Quadrilha - Primeiro Movimento

João - Eu sou daquelas pessoas que só lava a louça depois que usou a última colher limpa tentando cortar um pão. Que se limpa com o rolo, vazio, do papel higiênico. Sou do tipo que só resolve uma treta quando ela já tomou conta. Eu preciso me explicar?

(Surge Vanessa caminhando em sua direção).

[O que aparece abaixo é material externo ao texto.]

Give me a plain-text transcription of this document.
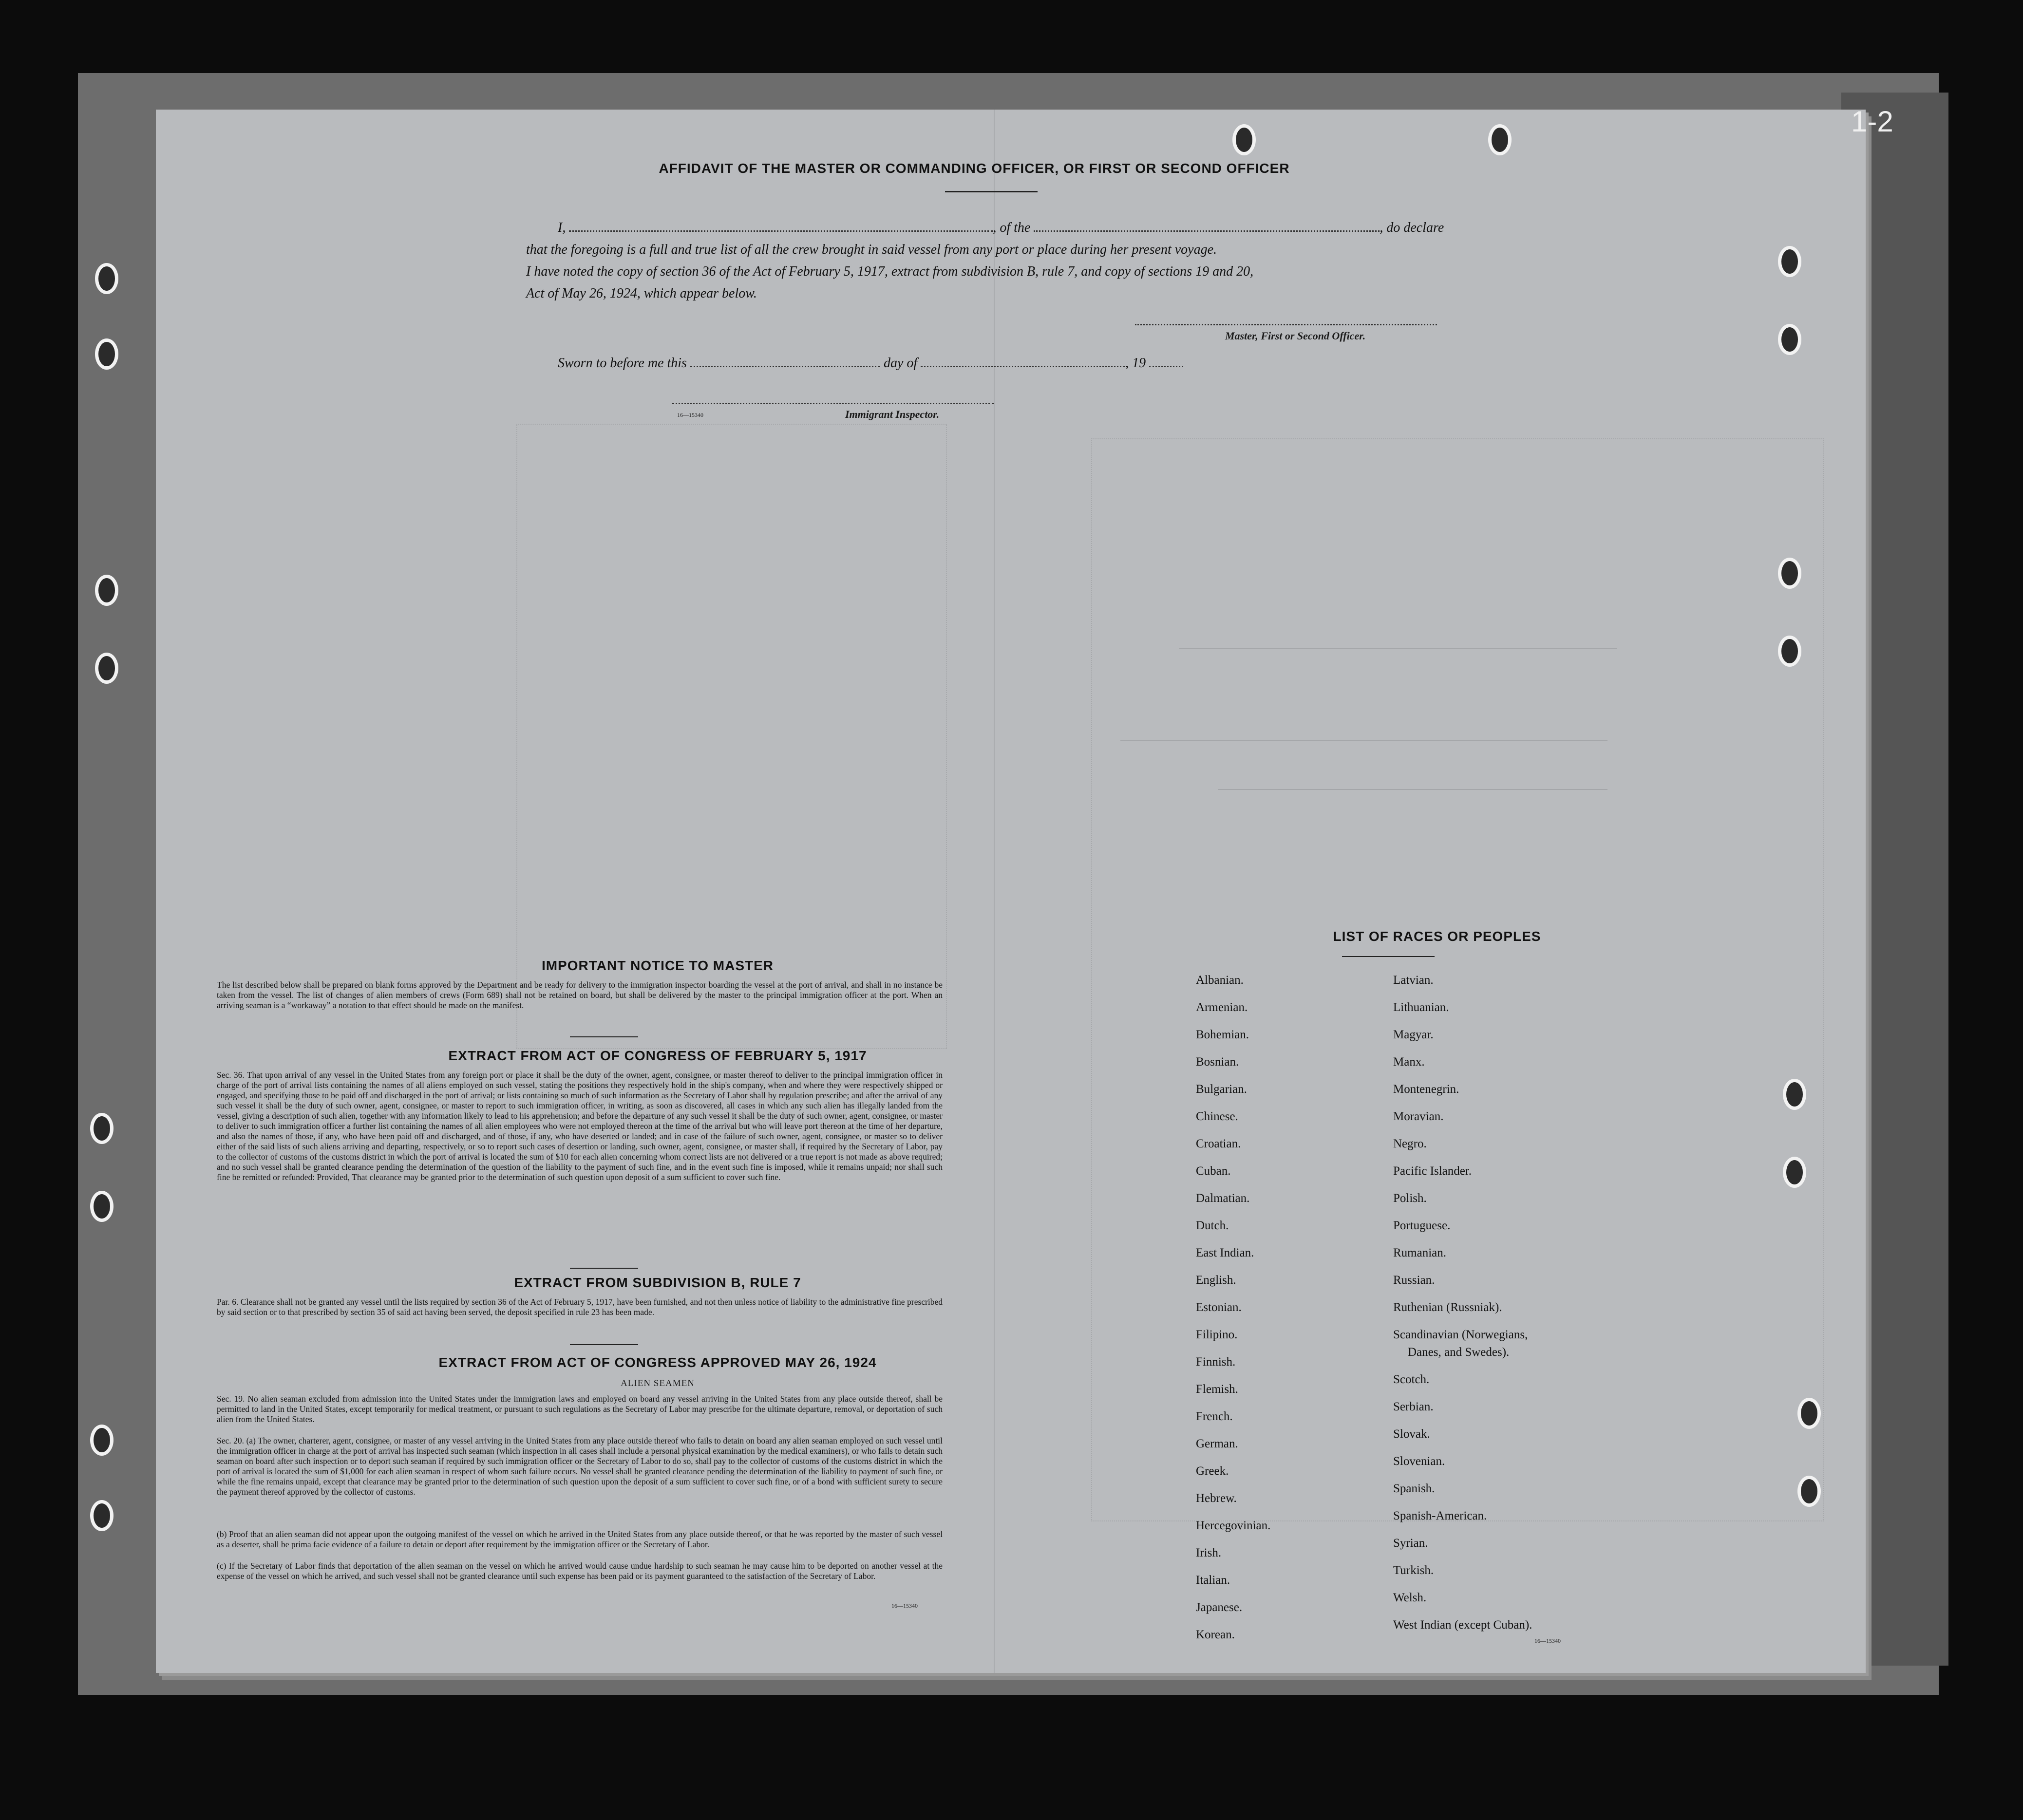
1-2
AFFIDAVIT OF THE MASTER OR COMMANDING OFFICER, OR FIRST OR SECOND OFFICER

I,	, of the	, do declare

that the foregoing is a full and true list of all the crew brought in said vessel from any port or place during her present voyage.

I have noted the copy of section 36 of the Act of February 5, 1917, extract from subdivision B, rule 7, and copy of sections 19 and 20,

Act of May 26, 1924, which appear below.

Sworn to before me this	day of	, 19

Master, First or Second Officer.
16—15340	Immigrant Inspector.
IMPORTANT NOTICE TO MASTER
The list described below shall be prepared on blank forms approved by the Department and be ready for delivery to the immigration inspector boarding the vessel at the port of arrival, and shall in no instance be taken from the vessel. The list of changes of alien members of crews (Form 689) shall not be retained on board, but shall be delivered by the master to the principal immigration officer at the port. When an arriving seaman is a “workaway” a notation to that effect should be made on the manifest.
EXTRACT FROM ACT OF CONGRESS OF FEBRUARY 5, 1917
Sec. 36. That upon arrival of any vessel in the United States from any foreign port or place it shall be the duty of the owner, agent, consignee, or master thereof to deliver to the principal immigration officer in charge of the port of arrival lists containing the names of all aliens employed on such vessel, stating the positions they respectively hold in the ship's company, when and where they were respectively shipped or engaged, and specifying those to be paid off and discharged in the port of arrival; or lists containing so much of such information as the Secretary of Labor shall by regulation prescribe; and after the arrival of any such vessel it shall be the duty of such owner, agent, consignee, or master to report to such immigration officer, in writing, as soon as discovered, all cases in which any such alien has illegally landed from the vessel, giving a description of such alien, together with any information likely to lead to his apprehension; and before the departure of any such vessel it shall be the duty of such owner, agent, consignee, or master to deliver to such immigration officer a further list containing the names of all alien employees who were not employed thereon at the time of the arrival but who will leave port thereon at the time of her departure, and also the names of those, if any, who have been paid off and discharged, and of those, if any, who have deserted or landed; and in case of the failure of such owner, agent, consignee, or master so to deliver either of the said lists of such aliens arriving and departing, respectively, or so to report such cases of desertion or landing, such owner, agent, consignee, or master shall, if required by the Secretary of Labor, pay to the collector of customs of the customs district in which the port of arrival is located the sum of $10 for each alien concerning whom correct lists are not delivered or a true report is not made as above required; and no such vessel shall be granted clearance pending the determination of the question of the liability to the payment of such fine, and in the event such fine is imposed, while it remains unpaid; nor shall such fine be remitted or refunded: Provided, That clearance may be granted prior to the determination of such question upon deposit of a sum sufficient to cover such fine.
EXTRACT FROM SUBDIVISION B, RULE 7
Par. 6. Clearance shall not be granted any vessel until the lists required by section 36 of the Act of February 5, 1917, have been furnished, and not then unless notice of liability to the administrative fine prescribed by said section or to that prescribed by section 35 of said act having been served, the deposit specified in rule 23 has been made.
EXTRACT FROM ACT OF CONGRESS APPROVED MAY 26, 1924
ALIEN SEAMEN
Sec. 19. No alien seaman excluded from admission into the United States under the immigration laws and employed on board any vessel arriving in the United States from any place outside thereof, shall be permitted to land in the United States, except temporarily for medical treatment, or pursuant to such regulations as the Secretary of Labor may prescribe for the ultimate departure, removal, or deportation of such alien from the United States.
Sec. 20. (a) The owner, charterer, agent, consignee, or master of any vessel arriving in the United States from any place outside thereof who fails to detain on board any alien seaman employed on such vessel until the immigration officer in charge at the port of arrival has inspected such seaman (which inspection in all cases shall include a personal physical examination by the medical examiners), or who fails to detain such seaman on board after such inspection or to deport such seaman if required by such immigration officer or the Secretary of Labor to do so, shall pay to the collector of customs of the customs district in which the port of arrival is located the sum of $1,000 for each alien seaman in respect of whom such failure occurs. No vessel shall be granted clearance pending the determination of the liability to payment of such fine, or while the fine remains unpaid, except that clearance may be granted prior to the determination of such question upon the deposit of a sum sufficient to cover such fine, or of a bond with sufficient surety to secure the payment thereof approved by the collector of customs.
(b) Proof that an alien seaman did not appear upon the outgoing manifest of the vessel on which he arrived in the United States from any place outside thereof, or that he was reported by the master of such vessel as a deserter, shall be prima facie evidence of a failure to detain or deport after requirement by the immigration officer or the Secretary of Labor.
(c) If the Secretary of Labor finds that deportation of the alien seaman on the vessel on which he arrived would cause undue hardship to such seaman he may cause him to be deported on another vessel at the expense of the vessel on which he arrived, and such vessel shall not be granted clearance until such expense has been paid or its payment guaranteed to the satisfaction of the Secretary of Labor.
16—15340
LIST OF RACES OR PEOPLES
Albanian.
Armenian.
Bohemian.
Bosnian.
Bulgarian.
Chinese.
Croatian.
Cuban.
Dalmatian.
Dutch.
East Indian.
English.
Estonian.
Filipino.
Finnish.
Flemish.
French.
German.
Greek.
Hebrew.
Hercegovinian.
Irish.
Italian.
Japanese.
Korean.
Latvian.
Lithuanian.
Magyar.
Manx.
Montenegrin.
Moravian.
Negro.
Pacific Islander.
Polish.
Portuguese.
Rumanian.
Russian.
Ruthenian (Russniak).
Scandinavian (Norwegians,
Danes, and Swedes).
Scotch.
Serbian.
Slovak.
Slovenian.
Spanish.
Spanish-American.
Syrian.
Turkish.
Welsh.
West Indian (except Cuban).
16—15340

João – Preciso? A questão é... Eu pensei muito sobre o que eu ia falar, quase ensaiei. Mas, depois eu cheguei à conclusão que entre a gente o que vale é a ser sincero. Não é?

(Ela se vira para frente, sem olhar para ele).

Vanessa - Não. Eu só me fodo sendo sincera! Eu lembro até hoje... No dia que resolvi falar com o João, ele tava vindo na minha direção, nem me conhecia. Foi quando eu decidi que a gente ia namorar.

(Os dois, agora, frente a frente).

João - Licença?
Vanessa - Não.
João – Oi, como é?
Vanessa - Não tá lembrado de mim?
João - Nunca vi na vida, minha filha.
Vanessa – Então, já que você não lembra, eu vou ter que dizer tudo.
João – Tudo o que, minha filha?
Vanessa – Como é grande o meu amor por você.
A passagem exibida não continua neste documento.